If there are $72$ white and $24$ red balls to be arranged in $4$ boxes equally (i.e. $24$ balls in each box) what is the probability that all $24$ red balls end up in the same box.
(If this is a simple question please forgive me, I've lost touch with these kind of problems)
An important point to remember is that arrangements using the stars and bars formula are not equiprobable. A recent answer explaining this can be seen here
Favorable ways are obviously 4, and total ways = $\binom{96}{24}\;$, thus $Pr = \dfrac{4}{\binom{96}{24}}$
Further explanation
A lot of comments are being received, so following the dictum "There's more than one way to skin a cat", here's a colorful explanation that may appeal.
Imagine a line of the 96 balls randomly lined up, and divided by | into 4 boxes
$\color{red}\bullet\circ\circ\circ\color{red}\bullet\circ\circ\circ\circ\circ\circ\circ\color{red}\bullet\circ\circ\circ\circ\circ\circ\circ\color{red}\bullet\circ\circ\circ | \circ ......$
The red balls could be placed in the line in $\binom{96}{24}$ equiprobable ways of which only 4 would have all the red balls in the same box.
You can choose $24$ balls for the $1$st box in $\binom{96}{24}$, for the $2$nd box in $\binom{72}{24}$, for the $3$rd box in $\binom{48}{24}$, for the $4$-th box in $\binom{24}{24}=1$ way. If we have to put $24$ red balls in one box we can choose the box to contain them in $4$ ways and fill up the remaining boxes in $\binom{72}{24}\binom{48}{24}\binom{24}{24}$ ways. So the required probability is $$ {4\binom{72}{24}\binom{48}{24}\binom{24}{24}\over\binom{96}{24}\binom{72}{24}\binom{48}{24}\binom{24}{24}}={4\over\binom{96}{24}} $$ like the post of true blue anil says.
The value is the same of the methods by true blue anil and Jack's wasted life but I feel this method easier to understand:
First of let's recognise that placing 24 red balls in 4 buckets is (in this case) the same that placing 24 red balls and 72 white balls in 4 buckets. So I'm evaluating this probability.
We have 4 bucket of capacity 24, so 96 places to place our red balls into.
The first ball can be placed everywhere so its probability is 1 (or 96/96 if you prefer). The second ball, given the position of the first, has only 23 favorable places out of the 95 remaining.

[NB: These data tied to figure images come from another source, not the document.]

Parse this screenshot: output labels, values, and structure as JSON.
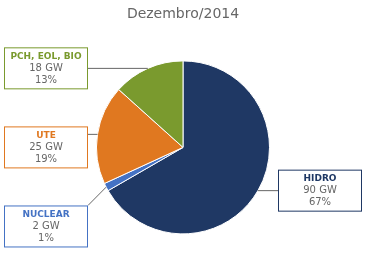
{
  "chart_data": {
    "type": "pie",
    "title": "Dezembro/2014",
    "categories": [
      "HIDRO",
      "NUCLEAR",
      "UTE",
      "PCH, EOL, BIO"
    ],
    "values": [
      90,
      2,
      25,
      18
    ],
    "value_labels": [
      "90 GW",
      "2 GW",
      "25 GW",
      "18 GW"
    ],
    "percentages": [
      67,
      1,
      19,
      13
    ],
    "percentage_labels": [
      "67%",
      "1%",
      "19%",
      "13%"
    ],
    "colors": [
      "#1f3864",
      "#4472c4",
      "#e07820",
      "#7a9a2e"
    ],
    "data_labels": true
  }
}
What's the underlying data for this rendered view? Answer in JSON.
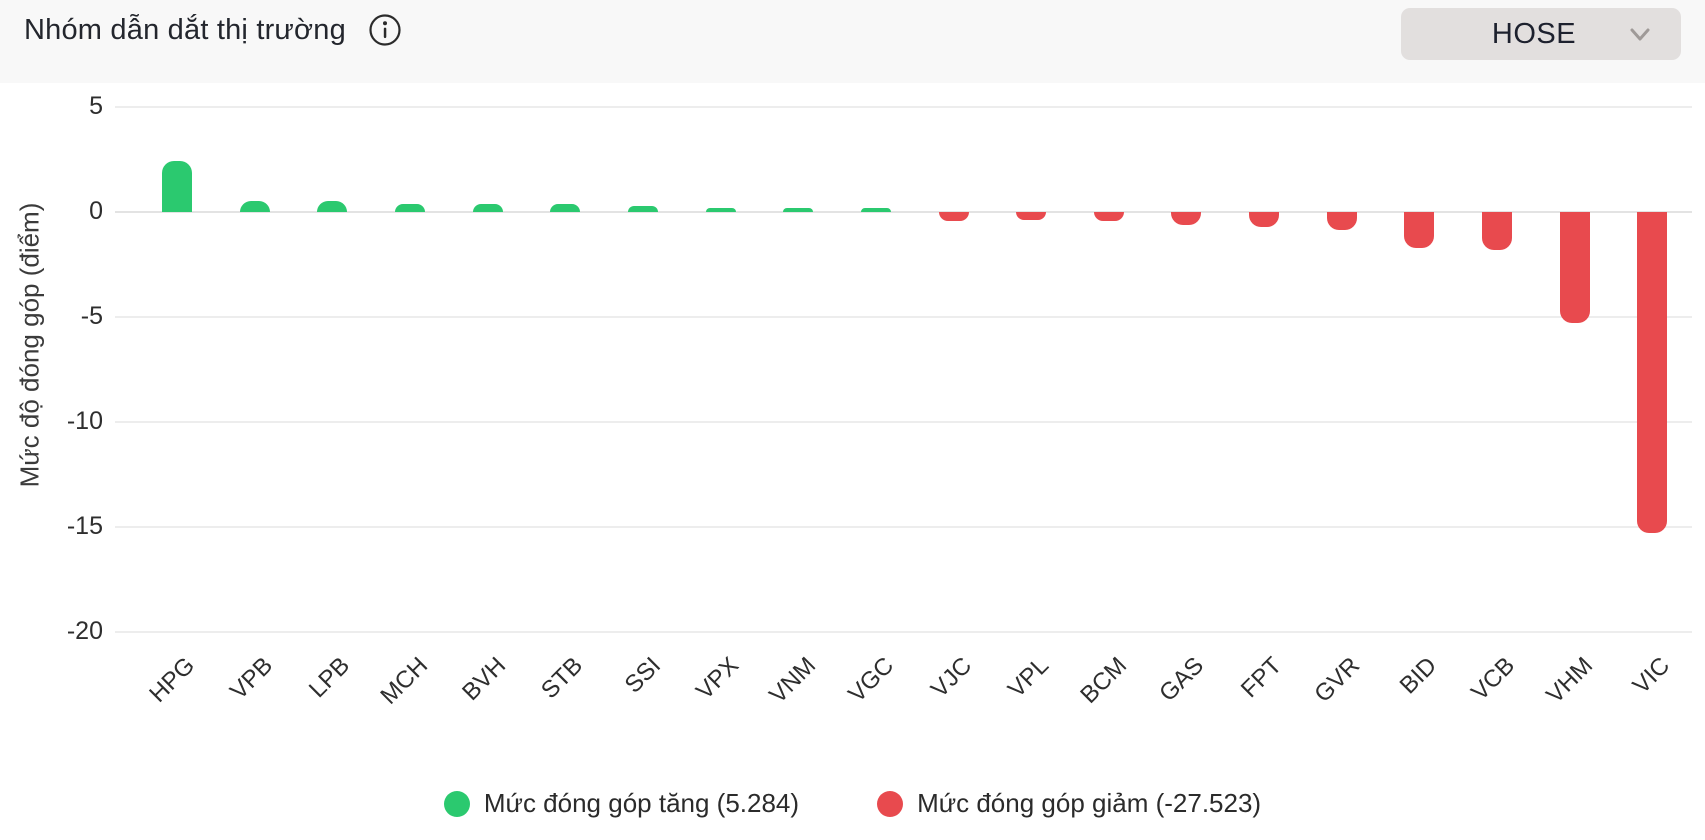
{
  "header": {
    "title": "Nhóm dẫn dắt thị trường",
    "info_icon": "info-icon",
    "exchange_selector": {
      "value": "HOSE"
    }
  },
  "chart_data": {
    "type": "bar",
    "title": "Nhóm dẫn dắt thị trường",
    "ylabel": "Mức độ đóng góp (điểm)",
    "xlabel": "",
    "ylim": [
      -20,
      5
    ],
    "yticks": [
      5,
      0,
      -5,
      -10,
      -15,
      -20
    ],
    "grid": true,
    "legend_position": "bottom",
    "categories": [
      "HPG",
      "VPB",
      "LPB",
      "MCH",
      "BVH",
      "STB",
      "SSI",
      "VPX",
      "VNM",
      "VGC",
      "VJC",
      "VPL",
      "BCM",
      "GAS",
      "FPT",
      "GVR",
      "BID",
      "VCB",
      "VHM",
      "VIC"
    ],
    "values": [
      2.45,
      0.5,
      0.52,
      0.37,
      0.37,
      0.4,
      0.27,
      0.16,
      0.14,
      0.12,
      -0.42,
      -0.4,
      -0.42,
      -0.6,
      -0.72,
      -0.88,
      -1.7,
      -1.8,
      -5.3,
      -15.28
    ],
    "positive_color": "#2bc96f",
    "negative_color": "#e84a4e",
    "positive_total": 5.284,
    "negative_total": -27.523
  },
  "legend": {
    "increase": {
      "label": "Mức đóng góp tăng (5.284)",
      "color": "#2bc96f"
    },
    "decrease": {
      "label": "Mức đóng góp giảm (-27.523)",
      "color": "#e84a4e"
    }
  }
}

The third 22 out of 94 and so on.
So the final probability is: $$ \frac{23}{95}\times\frac{22}{94}\times\frac{21}{93}\times\cdots\frac{1}{73}=\frac{1}{\binom{95}{23}} $$
As $96/24=4$: $$ \frac{1}{\binom{95}{23}}=\frac{4}{\binom{95}{23}\frac{96}{24}}=\frac{4}{\binom{96}{24}} $$ Same value, different ways to reach it.